Quand des enseignants d’Education physique et sportive donnent du sens au mot éducation.
Par Bruno Piriou le jeudi 18 décembre 2008, 18:30 - Corbeil-Essonnes - Lien permanent
Participer au bal de fin d’année du lycée de
Corbeil-Essonnes c’est le choc assuré. D’abord la pêche de centaines de jeunes
sans pression à deux jours des vacances de Noël. La qualité des trois musiciens
avec une dédicace spéciale à mon ami Michel Foulon, aussi agile aux barres
parallèles qu’à la cornemuse.
La bonté et la
générosité des « profs » d’EPS de Doisneau. Eric Vera au micro pour
chauffer la salle au rythme de « changer de cavalières ». Le bal
de Doisneau vaut tous les discours sur la fraternité. Il concrétise la
possibilité que la jeunesse se tienne par la main, quelque soit ses origines
culturelles et sociales. Il démontre que les jeunes sont capables de danser,
rire, se moquer bien sur, tout cela dans une ambiance des plus chaleureuses.
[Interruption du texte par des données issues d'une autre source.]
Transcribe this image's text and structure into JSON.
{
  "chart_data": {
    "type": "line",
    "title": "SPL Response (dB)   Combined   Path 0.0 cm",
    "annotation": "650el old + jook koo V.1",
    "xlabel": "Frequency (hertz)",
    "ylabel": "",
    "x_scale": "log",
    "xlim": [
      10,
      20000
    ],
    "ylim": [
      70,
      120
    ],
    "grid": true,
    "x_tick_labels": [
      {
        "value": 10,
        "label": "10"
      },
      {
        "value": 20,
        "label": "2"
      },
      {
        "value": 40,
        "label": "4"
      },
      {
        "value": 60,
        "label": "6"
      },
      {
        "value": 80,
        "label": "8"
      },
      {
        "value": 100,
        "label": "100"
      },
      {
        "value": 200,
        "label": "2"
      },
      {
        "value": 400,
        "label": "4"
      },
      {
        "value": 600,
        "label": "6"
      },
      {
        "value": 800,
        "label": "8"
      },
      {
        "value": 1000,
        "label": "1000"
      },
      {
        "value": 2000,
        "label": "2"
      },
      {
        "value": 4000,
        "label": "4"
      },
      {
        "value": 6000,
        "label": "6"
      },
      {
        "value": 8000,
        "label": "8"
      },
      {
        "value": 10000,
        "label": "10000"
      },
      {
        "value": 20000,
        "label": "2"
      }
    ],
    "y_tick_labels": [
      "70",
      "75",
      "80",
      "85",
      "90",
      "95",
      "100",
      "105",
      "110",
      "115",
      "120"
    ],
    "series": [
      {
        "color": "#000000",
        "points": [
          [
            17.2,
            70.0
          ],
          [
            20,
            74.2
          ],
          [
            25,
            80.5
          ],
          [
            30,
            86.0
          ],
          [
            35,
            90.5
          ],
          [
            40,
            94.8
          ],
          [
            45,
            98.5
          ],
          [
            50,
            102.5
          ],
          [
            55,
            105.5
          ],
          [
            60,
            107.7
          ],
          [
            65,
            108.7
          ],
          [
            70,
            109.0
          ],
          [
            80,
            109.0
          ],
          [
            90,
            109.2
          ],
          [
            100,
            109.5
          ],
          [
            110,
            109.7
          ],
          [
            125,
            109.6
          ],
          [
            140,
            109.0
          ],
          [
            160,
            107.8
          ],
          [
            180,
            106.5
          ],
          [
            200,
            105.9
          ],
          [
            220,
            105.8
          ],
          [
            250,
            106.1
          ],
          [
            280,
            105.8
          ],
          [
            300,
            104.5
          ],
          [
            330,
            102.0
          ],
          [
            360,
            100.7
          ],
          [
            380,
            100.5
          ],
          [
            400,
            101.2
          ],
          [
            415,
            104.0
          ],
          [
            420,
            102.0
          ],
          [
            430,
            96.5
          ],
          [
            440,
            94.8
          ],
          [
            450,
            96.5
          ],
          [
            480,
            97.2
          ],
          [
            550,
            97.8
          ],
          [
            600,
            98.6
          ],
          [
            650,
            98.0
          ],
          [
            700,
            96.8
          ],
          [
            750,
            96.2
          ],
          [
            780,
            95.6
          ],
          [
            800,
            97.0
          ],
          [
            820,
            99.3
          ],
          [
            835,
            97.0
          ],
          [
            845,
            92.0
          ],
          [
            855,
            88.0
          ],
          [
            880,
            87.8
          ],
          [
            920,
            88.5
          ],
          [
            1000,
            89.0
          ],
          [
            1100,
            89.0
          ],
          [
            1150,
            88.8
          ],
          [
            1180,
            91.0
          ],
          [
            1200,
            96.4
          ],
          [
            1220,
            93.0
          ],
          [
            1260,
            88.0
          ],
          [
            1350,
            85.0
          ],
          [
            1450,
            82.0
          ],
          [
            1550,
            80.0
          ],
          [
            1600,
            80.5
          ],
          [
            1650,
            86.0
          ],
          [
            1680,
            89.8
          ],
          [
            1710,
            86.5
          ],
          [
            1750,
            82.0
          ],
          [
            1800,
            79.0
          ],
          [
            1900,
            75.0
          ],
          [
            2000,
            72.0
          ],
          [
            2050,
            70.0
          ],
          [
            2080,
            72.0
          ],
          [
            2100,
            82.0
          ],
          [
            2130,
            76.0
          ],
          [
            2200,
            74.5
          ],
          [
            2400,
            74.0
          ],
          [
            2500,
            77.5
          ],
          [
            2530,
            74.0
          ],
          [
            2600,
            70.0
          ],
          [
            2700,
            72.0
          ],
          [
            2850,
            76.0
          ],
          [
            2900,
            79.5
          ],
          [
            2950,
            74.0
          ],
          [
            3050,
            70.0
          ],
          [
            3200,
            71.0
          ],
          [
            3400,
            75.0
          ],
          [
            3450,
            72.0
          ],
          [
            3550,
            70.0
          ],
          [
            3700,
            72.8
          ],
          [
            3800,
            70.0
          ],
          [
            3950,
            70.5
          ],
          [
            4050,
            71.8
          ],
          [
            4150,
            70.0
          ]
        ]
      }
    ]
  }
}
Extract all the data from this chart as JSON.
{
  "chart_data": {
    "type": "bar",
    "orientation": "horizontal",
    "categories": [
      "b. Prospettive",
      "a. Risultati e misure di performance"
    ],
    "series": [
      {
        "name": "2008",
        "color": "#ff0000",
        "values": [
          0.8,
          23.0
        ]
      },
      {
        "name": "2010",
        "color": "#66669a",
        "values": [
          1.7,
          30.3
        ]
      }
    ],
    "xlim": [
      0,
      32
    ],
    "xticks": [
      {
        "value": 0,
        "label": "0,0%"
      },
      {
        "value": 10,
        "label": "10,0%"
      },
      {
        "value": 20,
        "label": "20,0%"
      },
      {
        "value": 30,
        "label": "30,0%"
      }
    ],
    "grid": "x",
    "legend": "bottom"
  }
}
C’est cela la force de l’éducation. C’est savoir qu’avec les
humains, rien ne va de soit. Que tout est possible, le meilleur comme le pire.
Le parti pris engagé des enseignants d’EPS de Doisneau est de parier sur ce
qu’il y a de meilleur en chaque élève, d’oser aller chercher leur capacité et
leur envie, parfois enfouie, de rencontrer l’autre, de les aider à dépasser
leur manque de confiance en eux, de leur permettre de s’accepter comme elles et
ils sont. La danse offre cette possibilité. Et ça marche.
Le bal
de Doisneau rend vivant les rondes de Matisse et Picasso.
Le final
du bal, c’est séquence émotion avec une effervescence qui colle aux vitres du
gymnase, une buée de gouttelettes d’eau chargées d’humanisme.
Chapeau les enseignants, bravo les élèves, merci les musiciens, bonnes vacances et à l’année prochaine.